Virginian

Up men to your posts! Don't forget today that you are from old Virginia. -- George Pickett

Monday, April 24, 2006

The Great Mark Cline

Here is a great piece from today's Washington Post on Rockbridge County's greatest artist, Mark Cline. Mr. Cline is a great American original; and I have been a paying customer of his since I was in high school. Thanks to Scooter for finding this--

Friday, April 21, 2006

Nutty Miro Heirs Attack Google

Yesterday Google changed its logo to commmemorate Joan Miro's birth. The Artists Rights Society, which includes the Miro family, loudly protested this "violation of rights" and Google took the logo down. This is preposterous; now even a tribute that could not possibly hurt anyone or do anything but HELP the Miro estate sell art is seen as a "rights" violation. I hope that Google will start fighting these absurd allegations so that the internet won't become so limited as to be useless.

UPDATE: Here is a great Digg thread with comments on this idiocy.

Thursday, April 20, 2006

The Shad Planking

Yesterday was the 58th Annual Shad Planking, an old-time Virginia political event held near Route 460 in Sussex County memorialized in Garrett Epps' great Virginia novel, "The Shad Treatment." A Washington Post political blogger also has a pretty good account of the event.

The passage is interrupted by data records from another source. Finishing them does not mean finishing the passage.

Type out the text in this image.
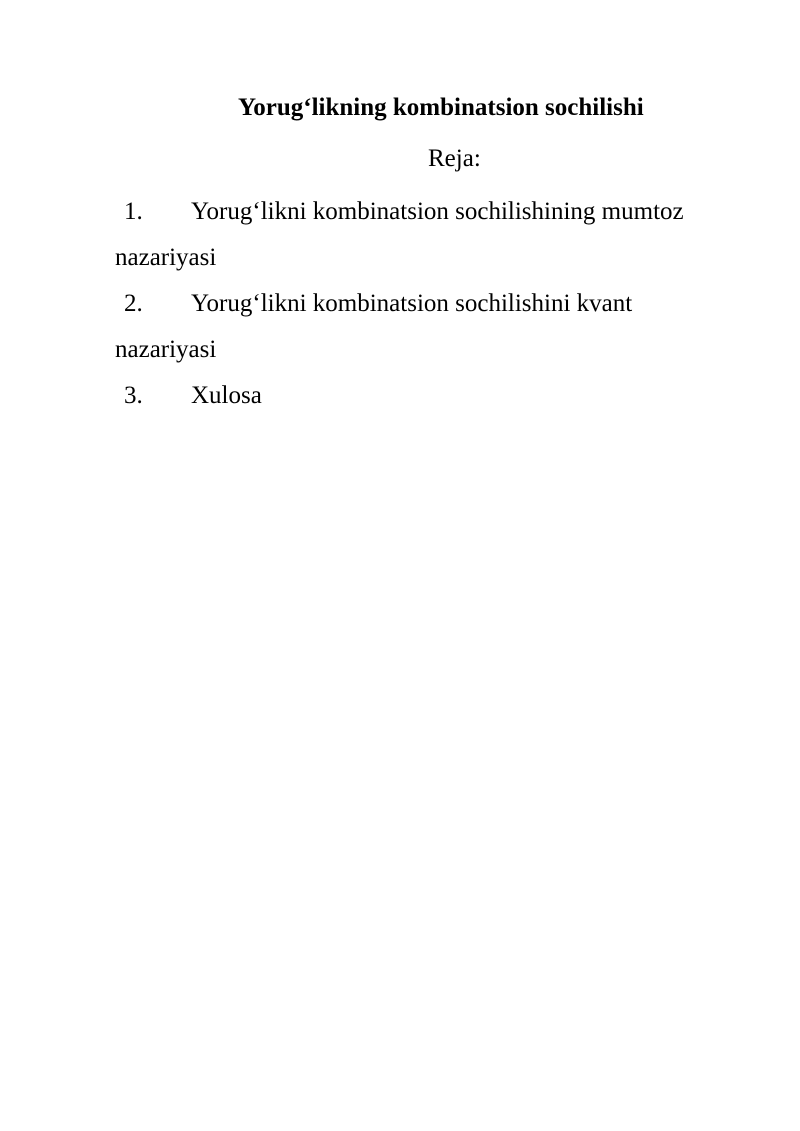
Yorug‘likning kombinatsion sochilishi
Reja:
1. Yorug‘likni kombinatsion sochilishining mumtoz
nazariyasi
2. Yorug‘likni kombinatsion sochilishini kvant
nazariyasi
3. Xulosa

edit: More on the Shad Planking from National Journal and the Richmond Times-Dispatch on its yuppification.

Friday, April 14, 2006

Cigarettes Fall to #2

on the list of Virginia exports. Virginia now exports more computer chips (mostly from Micron and Infineon in Richmond) than cigarettes. Virginia cigarette exports have fallen 83% since 1997. Very interesting; the times are changing and they are changing quickly.

Monday, April 03, 2006

Born Fighting (How the Scots-Irish Shaped America)

A while back I promised to review this book, written by James Webb, who is currently a candidate for the Democratic nomination to challenge Senator Allen. Born Fighting is an enjoyable read, filled with concise historical sketches, including particularly good chapters on William Wallace (the hero of Braveheart) and on the North Carolina battles of the Revolutionary War (Cowpens and Kings Mountain).

There is plenty of Virginia in the book. Webb's ancestors emigrated from Ireland (from the Ulster Plantation of Northern Ireland, two generations removed from Scotland) in the early 1700s and sailed to Pennsylvania, where they walked south to the hills of Western and Southwest Virginia. Some of his ancestors are buried in Rockbridge and Scott counties. The book resonated for me, as my ancestors left Ireland in the same wave of immigration, stopping for a while in Augusta County before heading down to Western North Carolina.

The history is sound and well told. Webb constantly refers to the three-tiered society of old Virginia-- the Eastern elites from England, the rough Western Scotch-Irish (he dislikes this term, preferring Scots-Irish) pioneers, and the African slaves. The Scotch Irish are tough, pious, and they mistrust Authority, unless that authority is military. They are incredibly brave and loyal soldiers. Webb thinks that these characteristics have morphed into the stereotypical American so-called "redneck," regardless of his ethnic origins.

The book has a prominent blurb from Tom Wolfe, which is fitting and proper, because (in my opinion) the thesis of the book was originally stated in Wolfe's famous Esquire piece "The Last American Hero Is Junior Johnson. Yes! " (sic) This page, particularly, lays out the thesis that Webb runs with: (excerpt follows:)

"With all this isolation, the mountain people began to take on certain characteristics normally associated, by the diffident civilizations of today, with tribes. There was a strong sense of family, clan and honor. People would cut and shoot each other up over honor. And physical courage! They were almost like Turks that way.

In the Korean War, not a very heroic performance by American soldiers generally, there were seventy-eight Medal of Honor winners. Thirty-nine of them were from the South, and practically all of the thirty-nine were from small towns in or near the Appalachians. The New York metropolitan area, which has more people than all these towns put together, had three Medal of Honor winners, and one of them had just moved to New York from the Appalachian region of West Virginia."

Webb takes Wolfe's "rural bravery" and attributes it to ethnicity rather than to isolation. (Personally, I think Wolfe was closer to right than Webb).

Webb himself is a Vietnam war hero who became an Assistant Secretary of Defense and Secretary of the Navy. The book is, in part, an eloquent piece of praise to his family.

What do I think of his thesis that the Scots-Irish created the American "redneck?" I suppose that there is some truth to this theory, but I doubt that it as clear cut as Webb makes it out to be. I think the elements of the Scots-Irish can be shown to parallel the traits of rural American, but I suspect that the same book could be written based upon other rough and ready rural cultures from anywhere.

Any reservations I have about his general theory do not serve to recommend against reading the book. Webb, in the book and in his campaign, argues in favor of tough, Andrew Jacksonian leaders. It will be interesting to see if he can get anywhere with his campaign; developments like the one in today's news seem to suggest that he may be tilting at windmills.